Mayoritas pengusaha Indonesia
adalah pengusaha kecil dan menengah. Pada umumnya mereka tidak terlalu mereka
pedulikan kontrak dengan seksama. Umumnya kalau mereka menandatangani kontrak,
mereka kurang begitu peduli terhadap bunyi klausul-klausul dalam kontrak. Yang
penting mereka ada transaksi bisnis. Dalam benak mereka, cukuplah bagaimana
melaksanakan transaksi tersebut. Mind-set seperti ini terbawa pula
ketika ternyata kemudian sengketa mengenai kontrak lahir. Mereka kurang peduli
dengan apa yang ada dalam klausul kontrak. Kalau ada sengketa, mereka upayakan
menyelesaikannya secara baik-baik, secara
kekeluargaan.
2. ARBITRASE
Penyelesaian sengketa melalui arbitrase sudah semakin populer
di kalangan pengusaha. Kontrak-kontrak komersial sudah cukup banyak
mencantumkan klausul arbitrase dalam kontrak mereka. Dewasa ini Badan Arbitrase
Nasional Indonesia (BANI), sudah semakin populer. Badan-badan penyelesaian
sengketa sejenis telah pula lahir. Di antaranya adalah Badan Arbitrase Muamalat
Indonesia (BAMUI), badan penyelesaian sengketa bisnis, dll.3 Tantangan ke masa
depan adalah tantangan untuk membuktikan masing-masing badan penyelesaian
sengketa ini. Salah satu tolok ukur dari keberhasilan badan-badan penyelesaian
sengketa melalui arbitrase adalah kualitas para arbitratornya. Bagaimana pun
juga, kualitas suatu badan arbitrase akan sangat banyak dipengaruhi oleh
kualitas para arbitratornya.
3. PENGADILAN
Persepsi umum yang lahir dan masih berkembang dalam
masyarakat adalah masih adanya ketidakpuasan sebagian masyarakat terhadap badan
pengadilan.4 Pengusaha atau para pelaku ekonomi dan bisnis, terlebih masyarakat
awam melihat hukum bukan dari produk-produk hukum yang ada atau yang pemerintah
keluarkan. Masyarakat umumnya meljhat pengadilan sebagai hukum. Begitu pula
persepsi mereka terhadap polisi, jaksa, atau pengacara.

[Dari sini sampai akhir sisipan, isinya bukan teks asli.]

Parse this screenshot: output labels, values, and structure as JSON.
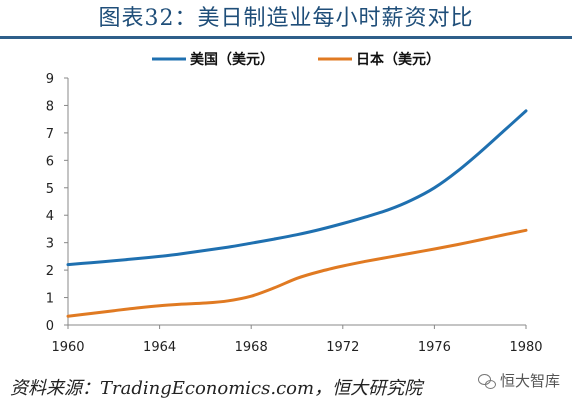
{
  "header": {
    "title": "图表32：美日制造业每小时薪资对比"
  },
  "footer": {
    "source": "资料来源：TradingEconomics.com，恒大研究院",
    "watermark": "恒大智库"
  },
  "colors": {
    "us": "#1f70b0",
    "japan": "#e07a22",
    "axis": "#888888"
  },
  "chart_data": {
    "type": "line",
    "title": "",
    "xlabel": "",
    "ylabel": "",
    "x_ticks": [
      1960,
      1964,
      1968,
      1972,
      1976,
      1980
    ],
    "y_ticks": [
      0,
      1,
      2,
      3,
      4,
      5,
      6,
      7,
      8,
      9
    ],
    "xlim": [
      1960,
      1980
    ],
    "ylim": [
      0,
      9
    ],
    "grid": false,
    "legend_position": "top-center",
    "series": [
      {
        "name": "美国（美元）",
        "color": "#1f70b0",
        "x": [
          1960,
          1961,
          1962,
          1963,
          1964,
          1965,
          1966,
          1967,
          1968,
          1969,
          1970,
          1971,
          1972,
          1973,
          1974,
          1975,
          1976,
          1977,
          1978,
          1979,
          1980
        ],
        "values": [
          2.2,
          2.27,
          2.34,
          2.42,
          2.5,
          2.6,
          2.72,
          2.84,
          2.98,
          3.13,
          3.29,
          3.48,
          3.7,
          3.94,
          4.2,
          4.55,
          5.0,
          5.6,
          6.3,
          7.05,
          7.8
        ]
      },
      {
        "name": "日本（美元）",
        "color": "#e07a22",
        "x": [
          1960,
          1961,
          1962,
          1963,
          1964,
          1965,
          1966,
          1967,
          1968,
          1969,
          1970,
          1971,
          1972,
          1973,
          1974,
          1975,
          1976,
          1977,
          1978,
          1979,
          1980
        ],
        "values": [
          0.32,
          0.42,
          0.52,
          0.62,
          0.7,
          0.76,
          0.8,
          0.88,
          1.05,
          1.35,
          1.7,
          1.95,
          2.15,
          2.32,
          2.47,
          2.62,
          2.77,
          2.93,
          3.1,
          3.28,
          3.45
        ]
      }
    ]
  }
}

Dalam jaman krisis ekonomi yang terus
berkepanjangan ini, masyarakat (begitupun masyarakat internasional) masih
melihat adanya ketidakpastian dalam proses berperkara melalui pengadilan.
Mereka melihat masih cukup banyak kasus nyata di mana putusan pengadilan masih
belum dapat memberi kepastian, rasa keadilan dan sejenisnya.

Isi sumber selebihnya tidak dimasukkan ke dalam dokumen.